Serengeti National Park lies in the Mara Region of northern Tanzania, bordered by the Ngorongoro Conservation Area to the southeast, Kenya's Maasai Mara to the north, and a series of game reserves and conservation areas to the west and south. The name derives from the Maasai word siringet, meaning "the place where the land runs on forever" — and the endless short-grass plains that define the southeastern Serengeti live up to it.
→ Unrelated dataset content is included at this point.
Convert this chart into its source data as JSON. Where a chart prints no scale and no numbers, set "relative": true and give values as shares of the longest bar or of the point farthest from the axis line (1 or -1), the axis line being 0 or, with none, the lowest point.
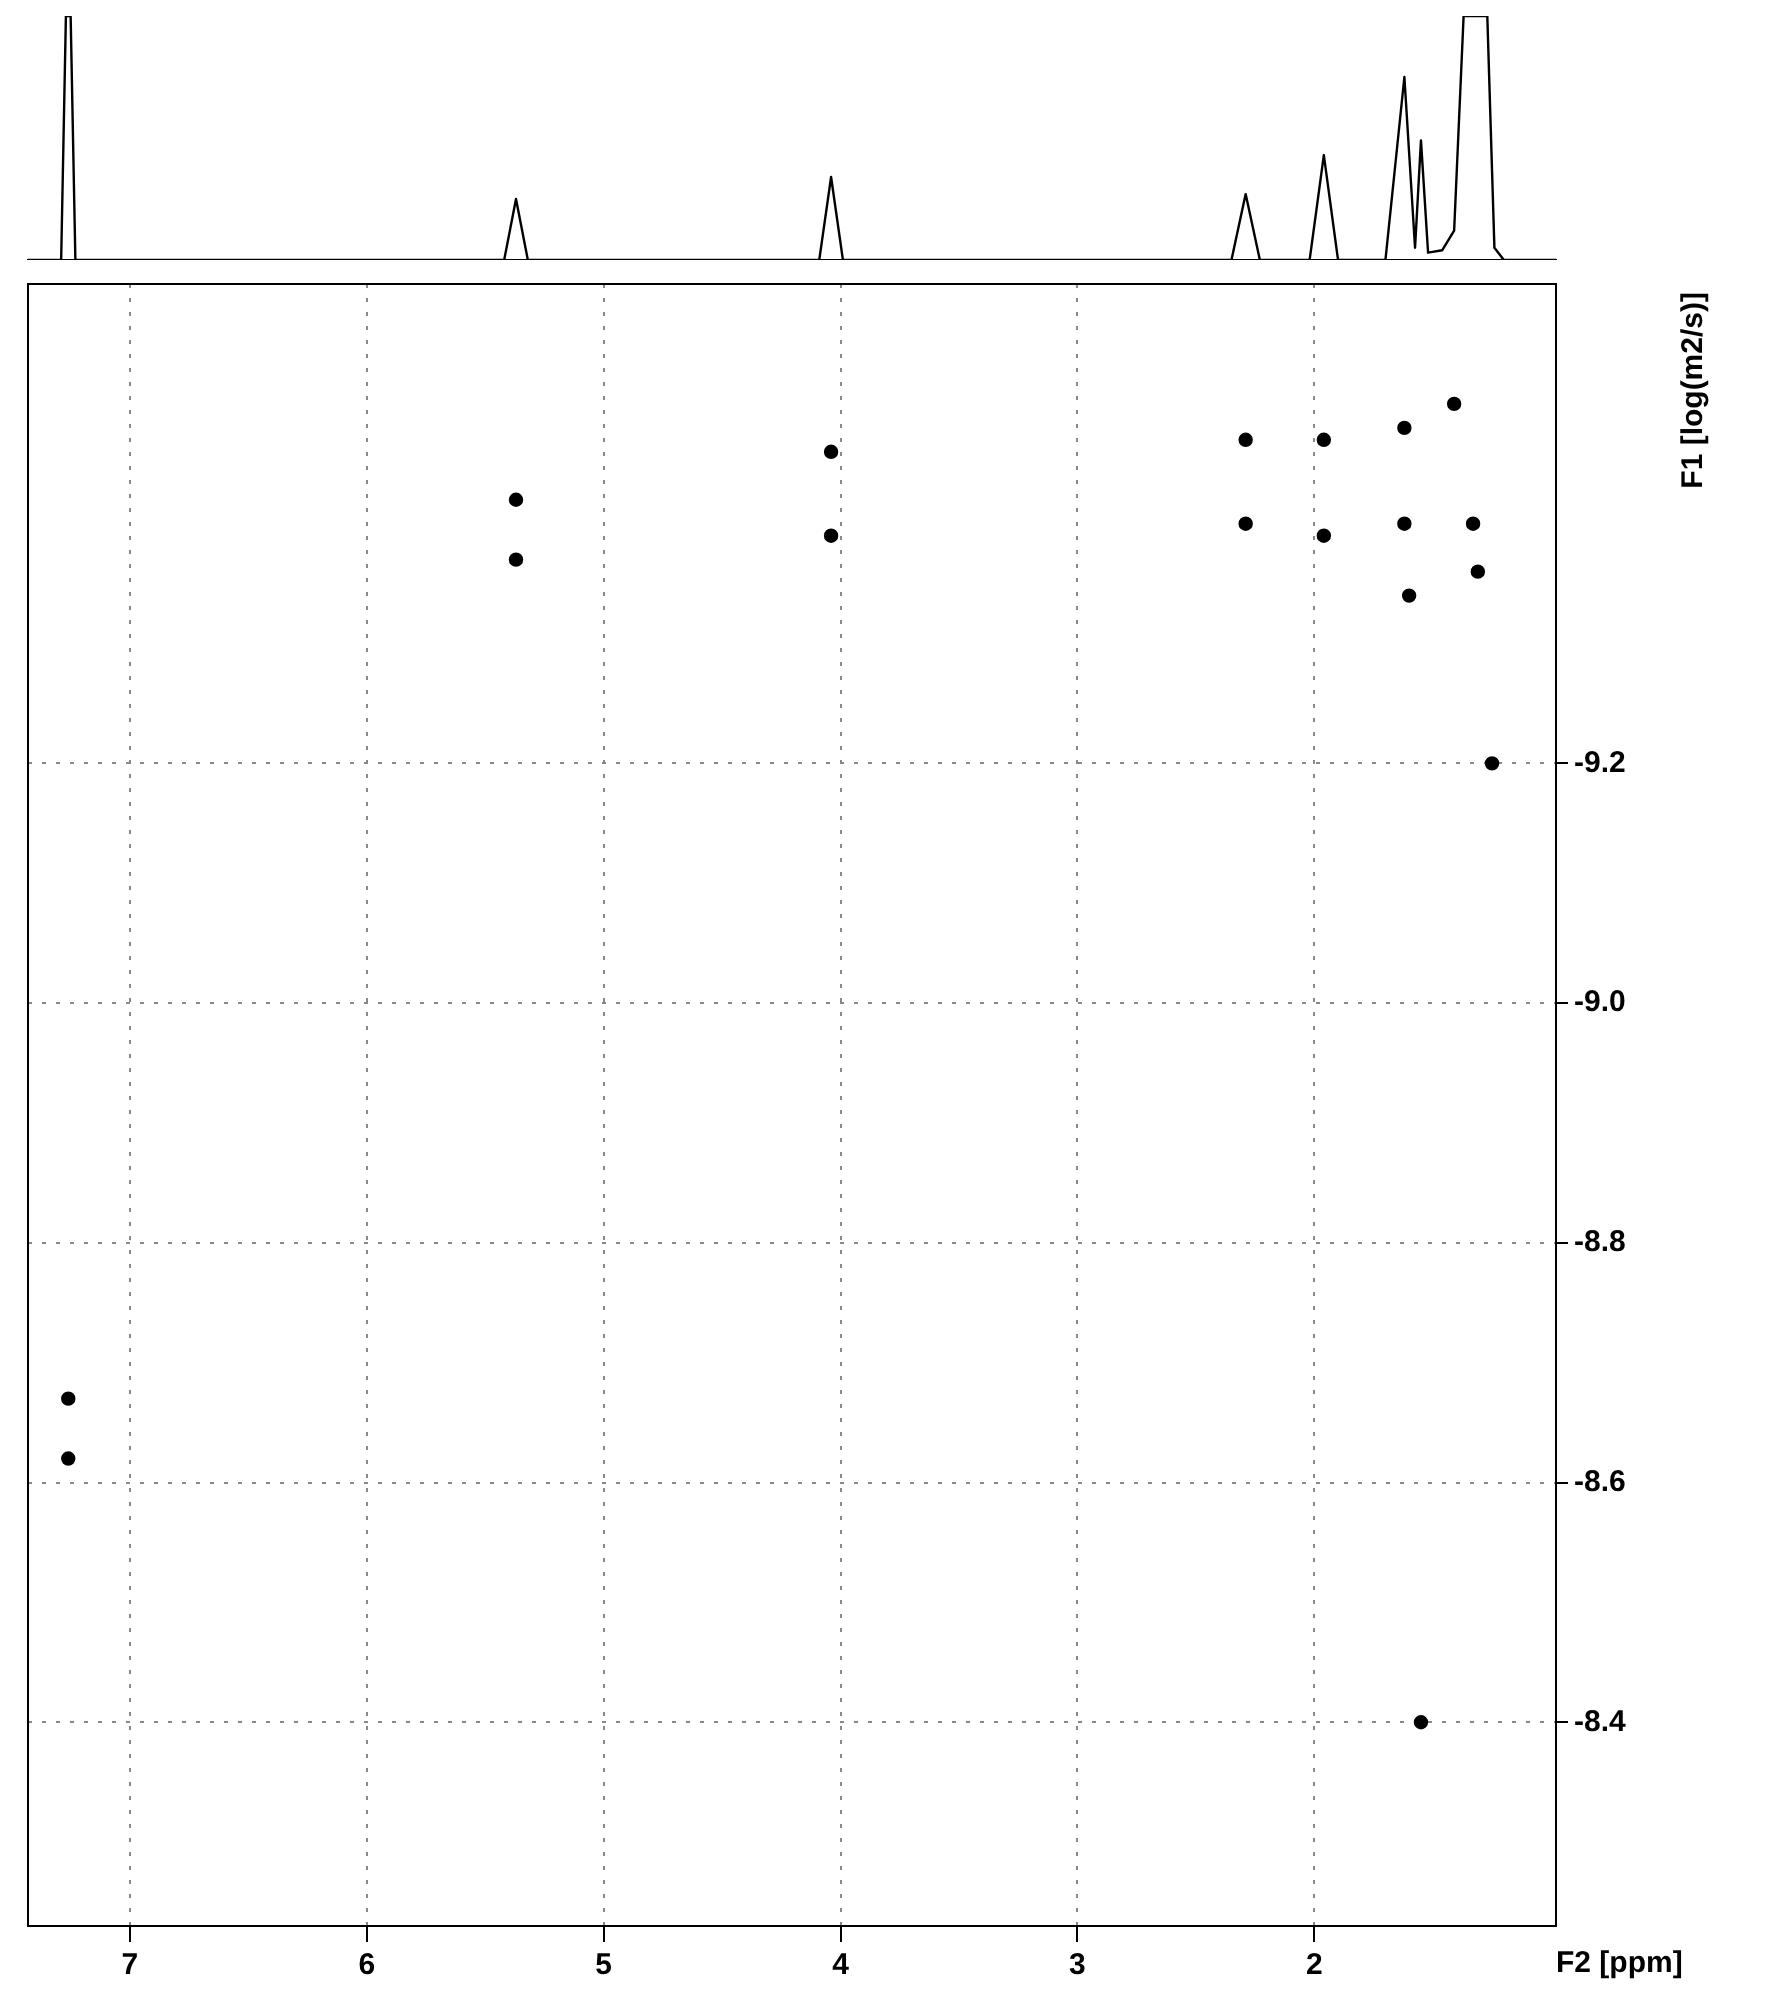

The park's landscape is more varied than its reputation suggests. The central Serengeti around Seronera is a mosaic of acacia woodland and kopjes (rocky outcrops) rich in predators. The western corridor follows the Grumeti River through dense bush. The northern extension near the Mara River is rolling hills and open grassland. And the southern and eastern plains — the Serengeti's iconic endless horizon — are where the calving season unfolds each year.

The Great Migration

Approximately 1.5 million wildebeest, 200,000 zebra, and large numbers of Thomson's and Grant's gazelle move in a roughly circular route through the Serengeti-Mara ecosystem, driven by the rains and the grass they bring. Calving on the southern plains from January to March, moving northward through the central Serengeti from April to June, crossing the Grumeti and Mara rivers from July to October, and returning south as the short rains begin in November — the migration is not a single event but a continuous, year-round cycle.

Wildlife

Beyond the migration, the Serengeti supports all of the Big Five (lion, leopard, elephant, buffalo, and black rhino), along with cheetah, spotted hyena, African wild dog, giraffe, hippo, crocodile, and more than 500 bird species. The Seronera Valley in the Central Serengeti is particularly renowned for its leopard sightings — the highest density anywhere in Africa — and for large, relaxed lion prides that are habituated to vehicles.

Our Camp

Land of Nature Camp sits in the heart of the Central Serengeti, near the Seronera Valley. It is an intimate, owner-operated tented camp — small, unfenced, solar-powered, and guided by expert local naturalists. From here, every month of the year delivers outstanding wildlife viewing: Big Five game drives, migration tracking, walking safaris, and hot-air balloon flights over the endless plains.